Last time I tried wayland, only a month or two ago, i ran into multiple bugs that led me to switch back to xserver.
Discord screen share did not work at all. I guess the official app doesn’t support wayland. The workarounds are “use a web browser instead” or “risk a ban with an alternate discord client”.
Which led me to problem 2: screen share did not work in Firefox either. Tried a whole bunch of workarounds but couldn’t get it to work. Either wouldn’t see a display, or Firefox would crash. Nothing worked.
I think I recently saw something in the Firefox patch notes about wayland screenshare, so maybe I’ll give it another go in another few months.
I had the same problem with screen share not working in Firefox. It simply gave an empty list of things to pick from to share.
After, idk, half a year or so, I gave it a fifth(?) try, it still didn't work, and I googled the problem once more. Lo' and behold: you have to install xdg-desktop-portal to get screen share functionality. I installed it, and it worked.
Now there's 2 problems with this:
1. the UX is F'ing punching out the bottom of the barrel. There is no hint, no error message, no breadcrumb to tell you what's going on. You just get an empty list of sharing choices and are left completely befuddled. Cool.
2. xdg-desktop-portal, first hit when you look it up, starts its description with "A portal frontend service for Flatpak and possibly other desktop containment frameworks." What the F does that have to do with screen sharing? (Apparent answer: …sandboxing/access control?) If you dig more, you do get told that it does screen sharing, but with a first hit noodling on about "Flatpak" … "desktop containment" why would you even be inclined to dig deeper?
The irony of an UI project being this oblivious about dealing with users is… well.
xdg-desktop-* just goes 100% cpu. It's the first process I kill after booting Fedora. I'd appreciate if xorg folks implemented whatever hippie nonsense millennials want so that we can go back to 20 years ago when everything worked fine.
Hmmm 2003 was pretty good for me. (or was it 2002?) I was one of the first people who did a wget on the Fedora 1.0 iso download link on freenode/#fedora
Hippie nonsense like an npm install not installing any keylogger with arbitrary internet access without even trying? Or multiple screens with different resolutions?
I've had multiple screens with different resolutions in xorg since 2008 (one laptop, one monitor setup). How is npm even related? Are you just generating responses?
What kind of security does your typical linux desktop has? I help you, basically none.
Something as “benign” as an npm install could do basically anything on your computer, besides installing a video card driver (as per the old xkcd, but nothing improved since). At least wayland took a new approach that is not as naive as the previous millenium’s stance on security.
I'm really not understanding how npm security is related to wayland security. Do you mean sending everything through dbus in plain text format? Yes, wayland wet the bed on that one.
If npm is the only thing you know and want to talk about, and you have no idea what the security weaknesses introduced by wayland or xorg are, maybe do it in another thread?

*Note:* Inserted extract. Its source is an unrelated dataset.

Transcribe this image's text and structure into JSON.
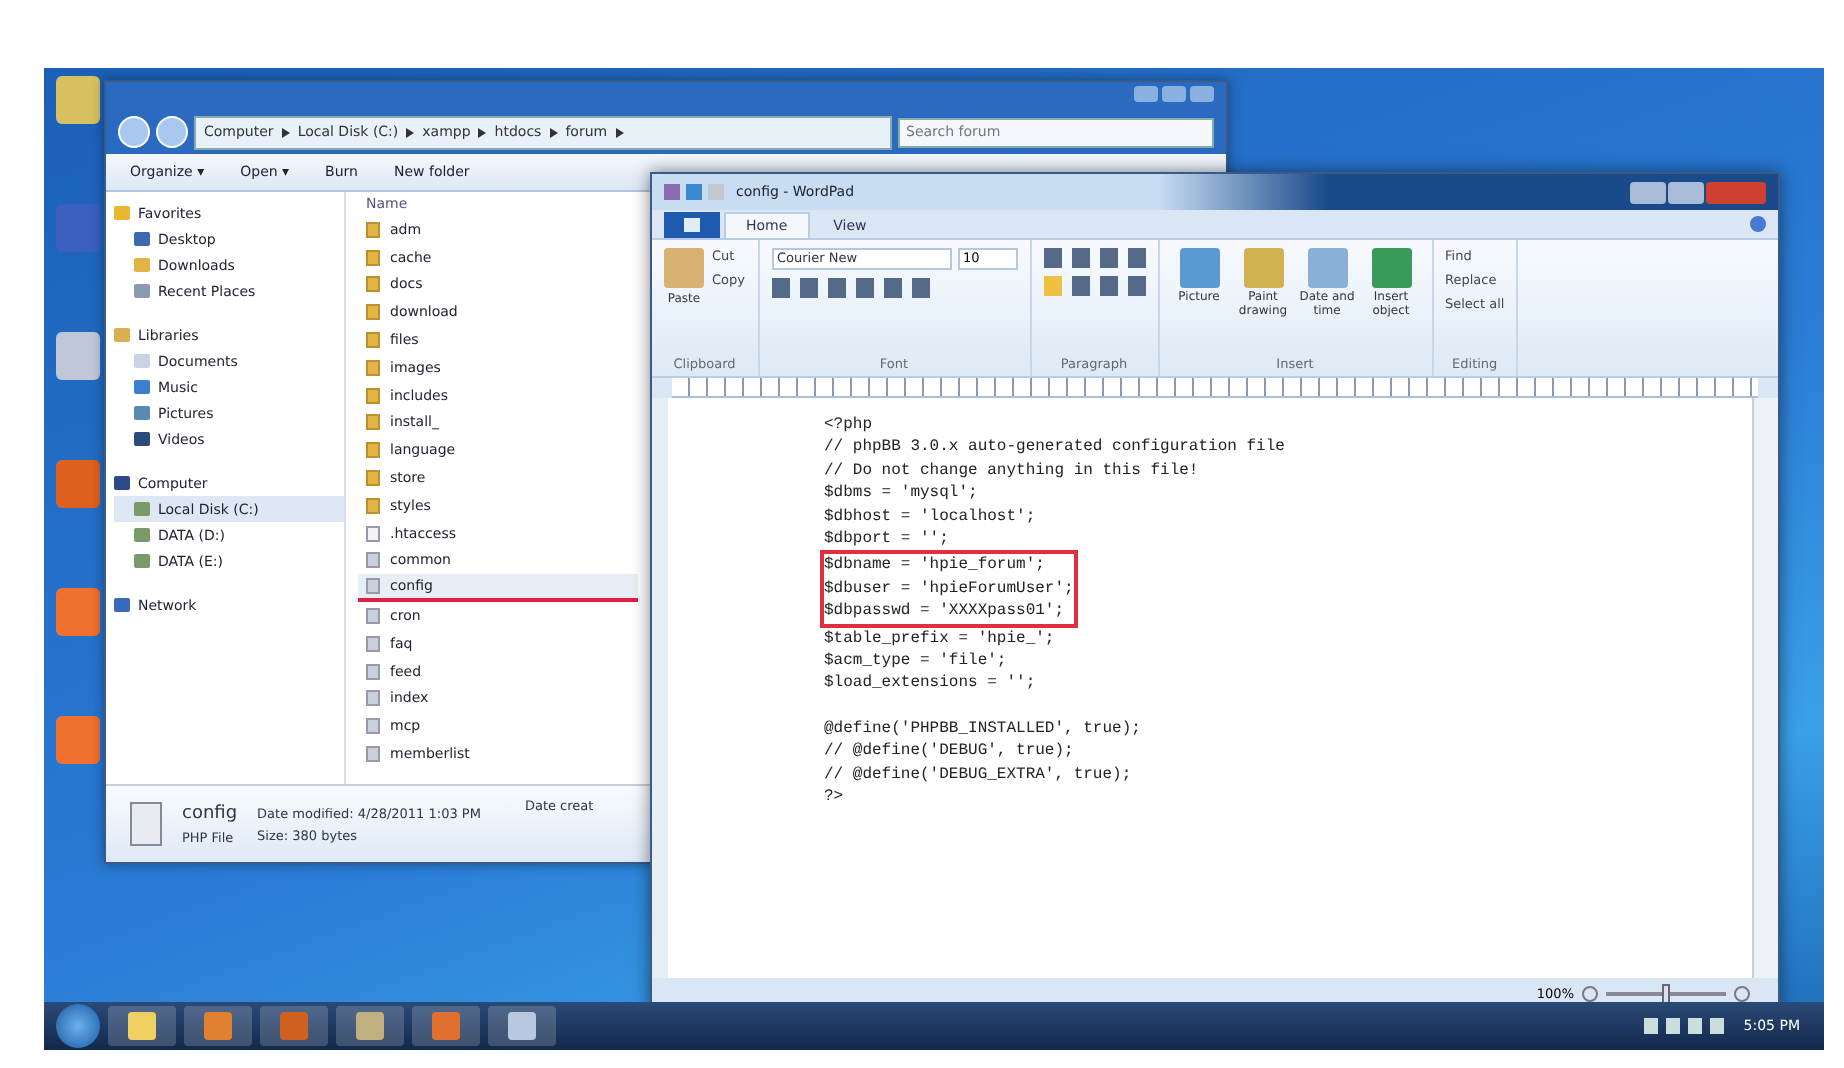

Npm is a random executable that happens to be common. It can run arbitrary code and linux userspace is basically beyond useless in securing anything meaningful about itself. That Documents/FamilyPhotos album? Completely read-writable, I can just send the whole content to any IP address. One might say that you can run it in firejail or so, but noone does it.

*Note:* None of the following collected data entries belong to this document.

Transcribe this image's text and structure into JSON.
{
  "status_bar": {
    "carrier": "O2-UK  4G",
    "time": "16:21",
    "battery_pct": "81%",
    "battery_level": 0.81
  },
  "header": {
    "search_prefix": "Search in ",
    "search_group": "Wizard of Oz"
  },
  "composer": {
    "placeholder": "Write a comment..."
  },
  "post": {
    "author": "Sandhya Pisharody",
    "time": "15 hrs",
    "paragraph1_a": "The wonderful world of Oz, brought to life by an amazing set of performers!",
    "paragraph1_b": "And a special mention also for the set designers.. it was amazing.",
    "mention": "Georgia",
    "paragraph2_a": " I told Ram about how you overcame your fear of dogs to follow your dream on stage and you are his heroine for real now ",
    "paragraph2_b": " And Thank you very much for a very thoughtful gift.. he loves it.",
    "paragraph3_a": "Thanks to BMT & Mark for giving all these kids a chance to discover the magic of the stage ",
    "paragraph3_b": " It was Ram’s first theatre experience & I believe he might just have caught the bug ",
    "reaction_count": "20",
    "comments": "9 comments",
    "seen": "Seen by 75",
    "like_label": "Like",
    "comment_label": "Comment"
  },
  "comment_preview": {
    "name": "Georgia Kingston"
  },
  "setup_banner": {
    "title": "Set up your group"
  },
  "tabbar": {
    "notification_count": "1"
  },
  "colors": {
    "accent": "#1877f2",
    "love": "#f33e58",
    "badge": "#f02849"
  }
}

But here comes the graphics-related problem: even with firejail, any X program has basically unrestricted access to your whole screen and every key event without any form of security. This is basically unsolvable without nesting x sessions, or.. throwing away the whole of X and starting afresh with better primitives, a la wayland.
Yes that's all well and good, but What "security primitives" in wayland are you even typing about? The main author basically admits in every forum and discussion that there is nothing to do if your system is compromised.
> Discord screen share did not work at all. I guess the official app doesn’t support wayland.
This will probably get fixed somewhat soon. We have a branch with some work to improve screenshare on Linux, including xdg-desktop-portal support (via the implementation in webrtc), but it needs some more work before it's ready to merge and deploy. Unfortunately, the Wayland experience will still be worse than X11 when this lands because this branch also brings audio share to X11. We wanted to do the same for Wayland, but xdg-desktop-portal has no audio support and doesn't provide enough information to find the right audio source via pulse/pipewire manually.
Discord screen share did not work at all. I guess the official app doesn’t support wayland. The workarounds are “use a web browser instead” or “risk a ban with an alternate discord client”.
Which led me to problem 2: screen share did not work in Firefox either. Tried a whole bunch of workarounds but couldn’t get it to work. Either wouldn’t see a display, or Firefox would crash. Nothing worked.
I think I recently saw something in the Firefox patch notes about wayland screenshare, so maybe I’ll give it another go in another few months.